À la veille de notre rencontre, Rahul Mishra était à Londres, interviewé par Suzy Menkes-soit l’icône de la critique mode. Depuis longtemps elle défend le créateur indien, valorisant la précision de ses collections qui mériteraient bien l’appellation de Haute Couture. Passer après Suzy : tout un défit. Comme elle, la description de la sophistication des vêtements pourrait occuper des lignes entières de cet article. Plutôt qu’un fétichisme vestimentaire c’est le combat du créateurs, de l’homme, son projet de mode sociale qui a éveillé toute ma fascination. Même si la délicatesse de ses broderies ne peut laisser indifférent.
« Oui c’est délicat, mais les vêtements se lavent. Vous pouvez les porter, et reporter. Sinon à quoi bon parler de mode durable? La mode est un art, un art que je veux rendre durable »-Rahul Mishra
Décors d’entrée dans l’écologie sociale
Paris fin Novembre 2018- Les feuilles dorées de l’automne recouvrent les trottoirs, mais déjà les arbres sont rhabillés par les guirlandes lumineuses de Noël. Sans laisser le temps aux saisons de s’épanouir, l’homme leur impose des lumières artificielles, pour pouvoir mieux vivre sa traversée de l’hiver. Mais c’est aussi cela la vie…Créer de la magie
La philosophie de Rahul Mishra : respecter les lumières des saisons, les observer et s’en nourrir pour créer des collections, à la manière des peintres impressionnistes qu’il admire tant. Plus que des inspirations esthétiques, le respect des cycles de la nature est intégré au coeur du processus d’élaboration des vêtements. Au delà du combat pour préserver l’environnement, Rahul Mishra réfléchit :comment aider l’homme afin qu’il trouve une place épanouissante, en accord avec son environnement.Voilà La différence. Rencontre avec un couturier humaniste, qui suit les saisons et exerce sa magie au gré des calendriers de la mode sans perdre le fils de ses luttes.
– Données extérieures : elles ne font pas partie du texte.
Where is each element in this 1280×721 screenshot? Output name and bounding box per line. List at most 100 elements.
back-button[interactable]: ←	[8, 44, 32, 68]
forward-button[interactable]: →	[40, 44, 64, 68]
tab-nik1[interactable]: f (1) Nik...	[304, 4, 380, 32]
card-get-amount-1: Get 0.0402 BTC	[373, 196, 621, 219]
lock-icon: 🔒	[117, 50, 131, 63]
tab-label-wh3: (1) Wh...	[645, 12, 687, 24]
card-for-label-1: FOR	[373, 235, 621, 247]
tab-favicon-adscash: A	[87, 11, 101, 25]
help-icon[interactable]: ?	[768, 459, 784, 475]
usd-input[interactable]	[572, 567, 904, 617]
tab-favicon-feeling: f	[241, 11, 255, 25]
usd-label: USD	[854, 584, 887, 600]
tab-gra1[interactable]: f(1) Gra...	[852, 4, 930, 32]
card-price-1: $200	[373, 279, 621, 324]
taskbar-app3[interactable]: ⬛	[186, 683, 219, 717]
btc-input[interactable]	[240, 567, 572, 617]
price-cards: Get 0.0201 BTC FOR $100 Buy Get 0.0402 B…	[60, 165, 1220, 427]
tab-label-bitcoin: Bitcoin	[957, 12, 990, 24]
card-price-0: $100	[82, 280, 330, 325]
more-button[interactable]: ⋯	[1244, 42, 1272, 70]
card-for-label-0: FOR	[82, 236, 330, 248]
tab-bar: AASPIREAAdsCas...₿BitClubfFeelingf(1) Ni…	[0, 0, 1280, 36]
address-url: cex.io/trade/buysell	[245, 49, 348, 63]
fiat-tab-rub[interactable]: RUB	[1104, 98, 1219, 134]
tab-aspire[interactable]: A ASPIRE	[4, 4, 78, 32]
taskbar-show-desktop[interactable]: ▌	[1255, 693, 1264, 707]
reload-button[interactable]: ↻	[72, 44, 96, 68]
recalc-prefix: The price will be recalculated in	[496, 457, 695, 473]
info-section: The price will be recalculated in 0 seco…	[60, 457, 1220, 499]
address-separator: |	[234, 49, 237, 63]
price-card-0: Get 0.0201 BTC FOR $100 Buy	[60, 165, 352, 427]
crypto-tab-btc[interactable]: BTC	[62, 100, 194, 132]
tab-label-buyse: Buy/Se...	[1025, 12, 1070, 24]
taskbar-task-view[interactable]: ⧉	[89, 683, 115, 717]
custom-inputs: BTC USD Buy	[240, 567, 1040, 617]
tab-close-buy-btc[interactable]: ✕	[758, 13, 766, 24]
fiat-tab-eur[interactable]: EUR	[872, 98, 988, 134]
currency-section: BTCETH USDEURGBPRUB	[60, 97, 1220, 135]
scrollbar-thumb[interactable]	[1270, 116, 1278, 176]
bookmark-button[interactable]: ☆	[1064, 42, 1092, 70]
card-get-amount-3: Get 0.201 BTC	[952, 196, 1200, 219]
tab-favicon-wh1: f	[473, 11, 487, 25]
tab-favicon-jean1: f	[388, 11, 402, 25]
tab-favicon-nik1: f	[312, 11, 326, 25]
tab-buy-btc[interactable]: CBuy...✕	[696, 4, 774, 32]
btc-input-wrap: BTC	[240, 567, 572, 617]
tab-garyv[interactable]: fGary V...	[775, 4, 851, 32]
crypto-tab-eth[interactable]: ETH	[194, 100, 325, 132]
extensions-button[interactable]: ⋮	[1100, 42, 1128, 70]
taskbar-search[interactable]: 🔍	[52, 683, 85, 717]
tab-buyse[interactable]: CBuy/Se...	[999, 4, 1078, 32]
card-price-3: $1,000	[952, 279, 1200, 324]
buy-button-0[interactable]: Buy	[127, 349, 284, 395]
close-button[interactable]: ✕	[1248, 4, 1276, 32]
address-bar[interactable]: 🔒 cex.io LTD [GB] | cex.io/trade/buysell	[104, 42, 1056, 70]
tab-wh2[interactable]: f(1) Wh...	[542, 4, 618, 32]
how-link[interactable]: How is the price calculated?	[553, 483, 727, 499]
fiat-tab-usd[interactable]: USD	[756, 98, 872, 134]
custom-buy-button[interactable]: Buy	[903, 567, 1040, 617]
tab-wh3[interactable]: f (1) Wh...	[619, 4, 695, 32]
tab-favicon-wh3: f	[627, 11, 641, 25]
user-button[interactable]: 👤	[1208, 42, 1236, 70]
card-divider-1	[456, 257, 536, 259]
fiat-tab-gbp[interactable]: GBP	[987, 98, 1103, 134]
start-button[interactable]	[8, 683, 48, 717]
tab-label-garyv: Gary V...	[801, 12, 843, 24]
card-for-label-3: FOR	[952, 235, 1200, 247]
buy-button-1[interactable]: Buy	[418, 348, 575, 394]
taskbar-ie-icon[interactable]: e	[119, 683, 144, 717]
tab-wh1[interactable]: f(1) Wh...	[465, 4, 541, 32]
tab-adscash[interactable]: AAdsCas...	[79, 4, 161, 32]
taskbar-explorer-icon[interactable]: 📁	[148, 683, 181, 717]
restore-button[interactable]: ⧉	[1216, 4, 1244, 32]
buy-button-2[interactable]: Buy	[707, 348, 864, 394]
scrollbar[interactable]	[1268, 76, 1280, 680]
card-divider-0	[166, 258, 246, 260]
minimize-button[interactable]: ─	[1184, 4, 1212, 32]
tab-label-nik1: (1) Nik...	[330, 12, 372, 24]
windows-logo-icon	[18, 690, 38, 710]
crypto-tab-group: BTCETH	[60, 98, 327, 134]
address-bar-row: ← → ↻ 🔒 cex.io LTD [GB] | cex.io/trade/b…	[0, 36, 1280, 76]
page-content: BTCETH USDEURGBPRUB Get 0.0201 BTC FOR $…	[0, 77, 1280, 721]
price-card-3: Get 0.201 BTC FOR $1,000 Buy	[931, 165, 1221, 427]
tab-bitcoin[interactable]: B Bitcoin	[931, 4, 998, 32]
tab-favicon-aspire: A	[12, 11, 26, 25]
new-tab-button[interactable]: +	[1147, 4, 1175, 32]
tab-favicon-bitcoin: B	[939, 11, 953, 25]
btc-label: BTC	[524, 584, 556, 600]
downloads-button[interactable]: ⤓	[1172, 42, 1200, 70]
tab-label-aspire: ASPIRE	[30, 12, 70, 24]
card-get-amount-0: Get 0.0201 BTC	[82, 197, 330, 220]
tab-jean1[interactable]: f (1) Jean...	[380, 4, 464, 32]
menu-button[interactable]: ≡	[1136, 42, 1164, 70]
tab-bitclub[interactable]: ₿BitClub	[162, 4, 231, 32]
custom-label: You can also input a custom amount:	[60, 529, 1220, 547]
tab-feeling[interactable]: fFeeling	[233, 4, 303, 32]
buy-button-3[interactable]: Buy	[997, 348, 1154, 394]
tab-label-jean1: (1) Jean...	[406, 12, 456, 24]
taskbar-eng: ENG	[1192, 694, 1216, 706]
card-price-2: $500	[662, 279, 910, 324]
La mode c’est bien plus que la vanité : c’est cette mode qui m’attire, qui m’anime et me fait travailler toujours plus. Il y a l’art, l’expression, l’aspect poétique, mais surtout l’engagement. Rahul Mishra
Rahul Mishra éco-system
La mode écologique : un terme valise? Collection vegan, récupération des chutes de tissus, concentration des usines en France pour favoriser les circuits courts : à traduire par mode éthique, collectif, Stella McCartney, The « new wardrobe » , « Ethipop talks »,friperies, 100% No waste ou « Smart Création ». Perdu au milieu des concepts? À quelles étapes de la chaîne de fabrication, de distribution la mode écolo vient-elle se référer ? Faut-il allé jusqu’à scanner les processus d’imaginations des créateurs pour savoir s’ ils ne sont pas pollués ?
Plus qu’un simple programme écologique, la mode de Mishra est un programme social
Mode sociale, le terme apparaît dans une interview donnée en 2014 par Rahul Mishra à Business of Fashion. En 2018, comment ce plan se traduit-il concrètement ?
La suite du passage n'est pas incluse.